Salafistes
6.7
Salafistes

Documentaire de François Margolin et Lemine Ould Salem (2016)

Oui, tremblez, assis sur vos chaises en rotin, à une terrasse parisienne exposée au bruit des moteurs de voiture, devant votre café à quatre euros, et votre plaid ikéa sur les genoux pour lutter contre le froid. Tremblez, les « je suis terrasse »: un homme a donné la parole aux salafistes, aux djihadistes, aux mystiques de la bombe faite maison, aux énergumènes européens en mal de sensations fortes depuis qu’ils ont terminé le dernier Call of Duty. Tremblez, comme des feuilles, tremblez d’effroi, parce qu’on vous prend pour des abrutis incapables de discernement. D’un coup, en une semaine, voilà-t-il pas que ce documentaire, dont on avait jamais entendu parler il y a encore un mois fait débat quant à son exploitation en salles. Trop de violence, trop de séquences de propagande ? Qu’à cela ne tienne, la poire fut coupée en deux : le film sort, mais avec une distribution confidentielle, et interdit aux moins de 18 ans, qui eux, trembleront donc grâce au téléchargement en torrent. Par faiblesse donc, et pour voir si je faisais partie du contingent d’imbéciles biberonnés par les pouvoirs publics qui serait incapable de mettre en place ses propres filtres d’interprétation d’une production documentaire, j’ai cherché, trouvé deux salles à Paris qui osaient diffuser la chose immonde, et je suis allée voir mon porno trash.
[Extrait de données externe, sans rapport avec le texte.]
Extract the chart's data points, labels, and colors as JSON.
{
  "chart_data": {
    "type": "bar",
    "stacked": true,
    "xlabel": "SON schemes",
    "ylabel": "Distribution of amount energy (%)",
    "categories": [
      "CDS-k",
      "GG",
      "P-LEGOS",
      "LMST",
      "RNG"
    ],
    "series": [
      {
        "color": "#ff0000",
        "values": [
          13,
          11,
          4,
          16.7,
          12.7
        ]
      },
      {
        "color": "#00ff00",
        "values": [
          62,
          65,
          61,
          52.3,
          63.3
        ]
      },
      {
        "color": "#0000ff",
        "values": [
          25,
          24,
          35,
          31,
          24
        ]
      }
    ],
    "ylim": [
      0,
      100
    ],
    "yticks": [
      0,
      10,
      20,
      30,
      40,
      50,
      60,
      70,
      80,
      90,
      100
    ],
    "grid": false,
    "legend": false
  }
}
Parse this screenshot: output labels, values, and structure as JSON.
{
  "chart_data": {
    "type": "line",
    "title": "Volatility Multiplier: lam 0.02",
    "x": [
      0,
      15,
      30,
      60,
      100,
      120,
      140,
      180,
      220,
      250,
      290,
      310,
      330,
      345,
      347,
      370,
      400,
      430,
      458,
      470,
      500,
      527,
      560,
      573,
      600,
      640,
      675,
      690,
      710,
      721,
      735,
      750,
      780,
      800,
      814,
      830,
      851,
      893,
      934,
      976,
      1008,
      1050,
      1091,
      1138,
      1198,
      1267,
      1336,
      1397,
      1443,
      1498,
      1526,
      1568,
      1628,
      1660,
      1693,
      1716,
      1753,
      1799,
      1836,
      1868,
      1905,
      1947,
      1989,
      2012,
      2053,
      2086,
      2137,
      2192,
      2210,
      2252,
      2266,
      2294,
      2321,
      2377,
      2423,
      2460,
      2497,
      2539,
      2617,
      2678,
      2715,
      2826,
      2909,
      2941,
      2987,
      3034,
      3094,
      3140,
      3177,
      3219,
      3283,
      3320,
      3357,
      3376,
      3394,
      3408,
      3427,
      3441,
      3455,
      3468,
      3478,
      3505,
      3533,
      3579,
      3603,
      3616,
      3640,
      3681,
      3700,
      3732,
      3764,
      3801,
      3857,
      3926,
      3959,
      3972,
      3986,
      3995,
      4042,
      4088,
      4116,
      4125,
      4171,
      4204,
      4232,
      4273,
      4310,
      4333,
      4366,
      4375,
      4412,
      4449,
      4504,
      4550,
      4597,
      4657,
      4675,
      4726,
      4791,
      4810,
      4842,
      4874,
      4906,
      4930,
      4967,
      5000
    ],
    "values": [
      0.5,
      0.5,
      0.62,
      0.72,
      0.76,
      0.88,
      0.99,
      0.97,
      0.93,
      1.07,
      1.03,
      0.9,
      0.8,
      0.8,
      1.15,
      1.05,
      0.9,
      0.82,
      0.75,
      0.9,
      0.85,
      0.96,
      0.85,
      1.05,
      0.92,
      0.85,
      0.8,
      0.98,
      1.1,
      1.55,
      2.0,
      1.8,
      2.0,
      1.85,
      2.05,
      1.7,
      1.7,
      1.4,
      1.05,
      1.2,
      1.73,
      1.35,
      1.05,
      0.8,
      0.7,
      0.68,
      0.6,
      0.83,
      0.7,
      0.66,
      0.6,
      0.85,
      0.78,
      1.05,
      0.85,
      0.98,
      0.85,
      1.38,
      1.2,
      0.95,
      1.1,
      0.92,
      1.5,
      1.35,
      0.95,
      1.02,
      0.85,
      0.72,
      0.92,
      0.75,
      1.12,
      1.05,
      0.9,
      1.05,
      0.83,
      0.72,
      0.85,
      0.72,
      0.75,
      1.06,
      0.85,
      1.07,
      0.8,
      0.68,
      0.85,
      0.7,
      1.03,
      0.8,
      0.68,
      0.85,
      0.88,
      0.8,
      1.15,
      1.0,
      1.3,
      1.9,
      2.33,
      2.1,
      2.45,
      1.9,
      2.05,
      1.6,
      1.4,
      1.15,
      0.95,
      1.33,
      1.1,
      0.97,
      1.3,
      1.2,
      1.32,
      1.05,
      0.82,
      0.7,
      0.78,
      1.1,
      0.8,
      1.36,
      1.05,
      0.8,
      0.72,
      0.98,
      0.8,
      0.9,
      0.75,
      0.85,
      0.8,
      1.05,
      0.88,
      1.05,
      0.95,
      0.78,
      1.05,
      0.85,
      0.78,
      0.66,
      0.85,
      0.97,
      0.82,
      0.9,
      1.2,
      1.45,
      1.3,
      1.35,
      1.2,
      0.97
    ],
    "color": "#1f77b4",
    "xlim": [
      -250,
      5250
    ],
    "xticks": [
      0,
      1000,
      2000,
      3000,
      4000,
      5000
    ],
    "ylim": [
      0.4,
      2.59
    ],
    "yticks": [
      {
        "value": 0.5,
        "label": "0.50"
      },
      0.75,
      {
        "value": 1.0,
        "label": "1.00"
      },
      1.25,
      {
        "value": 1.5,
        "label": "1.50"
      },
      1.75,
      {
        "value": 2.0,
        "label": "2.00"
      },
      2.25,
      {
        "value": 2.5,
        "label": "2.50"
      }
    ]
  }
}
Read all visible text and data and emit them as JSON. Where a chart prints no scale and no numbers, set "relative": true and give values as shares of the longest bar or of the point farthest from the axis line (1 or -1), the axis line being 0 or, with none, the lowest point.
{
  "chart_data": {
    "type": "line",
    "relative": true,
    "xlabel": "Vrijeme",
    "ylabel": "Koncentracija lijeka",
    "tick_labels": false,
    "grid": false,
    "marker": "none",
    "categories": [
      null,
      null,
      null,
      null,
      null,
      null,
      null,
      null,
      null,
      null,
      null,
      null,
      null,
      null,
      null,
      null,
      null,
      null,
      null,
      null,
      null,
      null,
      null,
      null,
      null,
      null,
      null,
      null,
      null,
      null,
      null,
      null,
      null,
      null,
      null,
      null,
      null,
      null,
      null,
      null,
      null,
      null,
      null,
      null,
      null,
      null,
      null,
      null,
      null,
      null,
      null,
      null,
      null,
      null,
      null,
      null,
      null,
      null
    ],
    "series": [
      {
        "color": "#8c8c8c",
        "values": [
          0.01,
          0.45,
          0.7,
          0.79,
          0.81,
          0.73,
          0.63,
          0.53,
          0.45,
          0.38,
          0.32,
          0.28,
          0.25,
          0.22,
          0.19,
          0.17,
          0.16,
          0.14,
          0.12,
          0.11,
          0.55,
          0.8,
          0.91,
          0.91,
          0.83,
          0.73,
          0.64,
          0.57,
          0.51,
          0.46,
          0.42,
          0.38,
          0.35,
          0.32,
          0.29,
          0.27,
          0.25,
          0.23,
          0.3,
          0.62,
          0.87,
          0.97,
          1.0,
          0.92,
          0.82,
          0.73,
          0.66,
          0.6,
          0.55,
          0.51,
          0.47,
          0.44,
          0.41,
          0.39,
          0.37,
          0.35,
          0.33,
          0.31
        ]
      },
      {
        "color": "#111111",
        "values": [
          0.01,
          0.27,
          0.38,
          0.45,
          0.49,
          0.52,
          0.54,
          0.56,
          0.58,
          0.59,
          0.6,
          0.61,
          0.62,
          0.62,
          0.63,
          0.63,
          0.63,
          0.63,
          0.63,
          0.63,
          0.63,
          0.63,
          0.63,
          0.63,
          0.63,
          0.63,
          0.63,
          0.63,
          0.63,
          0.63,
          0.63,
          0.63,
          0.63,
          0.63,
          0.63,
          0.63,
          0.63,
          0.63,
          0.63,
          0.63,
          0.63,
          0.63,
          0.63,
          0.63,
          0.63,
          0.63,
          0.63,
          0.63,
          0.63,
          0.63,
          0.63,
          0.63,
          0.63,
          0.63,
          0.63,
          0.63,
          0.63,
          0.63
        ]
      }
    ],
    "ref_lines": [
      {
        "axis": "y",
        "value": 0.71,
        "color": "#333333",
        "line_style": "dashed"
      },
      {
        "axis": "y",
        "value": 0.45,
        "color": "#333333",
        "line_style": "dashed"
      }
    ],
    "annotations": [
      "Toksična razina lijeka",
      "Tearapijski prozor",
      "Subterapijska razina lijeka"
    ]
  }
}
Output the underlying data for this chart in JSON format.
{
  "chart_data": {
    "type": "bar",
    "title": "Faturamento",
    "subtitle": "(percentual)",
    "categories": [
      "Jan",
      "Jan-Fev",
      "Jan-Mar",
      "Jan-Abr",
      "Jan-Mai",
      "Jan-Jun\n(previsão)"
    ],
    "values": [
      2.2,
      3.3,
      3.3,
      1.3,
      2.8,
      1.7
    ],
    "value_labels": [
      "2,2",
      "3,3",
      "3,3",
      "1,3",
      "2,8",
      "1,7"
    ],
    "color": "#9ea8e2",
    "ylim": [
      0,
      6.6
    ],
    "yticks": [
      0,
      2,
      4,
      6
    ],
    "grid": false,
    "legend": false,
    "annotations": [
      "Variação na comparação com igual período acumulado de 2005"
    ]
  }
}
J’ai ainsi découvert les 3 Luxembourg pour la première fois. Le documentaire, assez court, une heure et quart tout au plus, fut diffusé aux trois quarts en anglais, à cause d’un souci technique. Mais, comme la salle n’était remplie que de bobos, personne ne s’est plaint. Lumière, attente d’une dizaine de minutes, reprise en sous-titrage français. Ainsi, j’ai pu profiter de la séance très sérieusement en prenant des notes sur le documentaire. Salafistes est un enchaînement d’interviews de personnages hauts en couleurs, entrecoupés de vidéos de propagande réalisées en majorité par Daech. L’ouverture du documentaire se fait par une citation de Guy Debord, dont je ne connais plus la teneur exacte, mais qui ne laisse planer aucune ambiguité sur l’intention primaire du réalisateur. Si le montage de Salafistes ne suffisait pas, ce préambule en rajoute une couche: non, il n’y a aucune volonté de faire les louanges de cette idéologie. En revanche, le but reste de tenter de la comprendre, tant elle est éloignée de nos moeurs occidentaux. Les morceaux sélectionnés des entretiens réalisés auprès d’une dizaine d’individus, tout au plus, touchent en quelque sorte la vie quotidienne en Djihadie : comment s’applique la Justice, la Charia, quel sort est réservé aux femmes, aux voleurs, aux homosexuels, etc. Le tout, sans commentaires ni contre-argumentation. Chacun peut s’exprimer, dire ce qui lui passe par la tête et expliquer ses conceptions au sujet de l’islam.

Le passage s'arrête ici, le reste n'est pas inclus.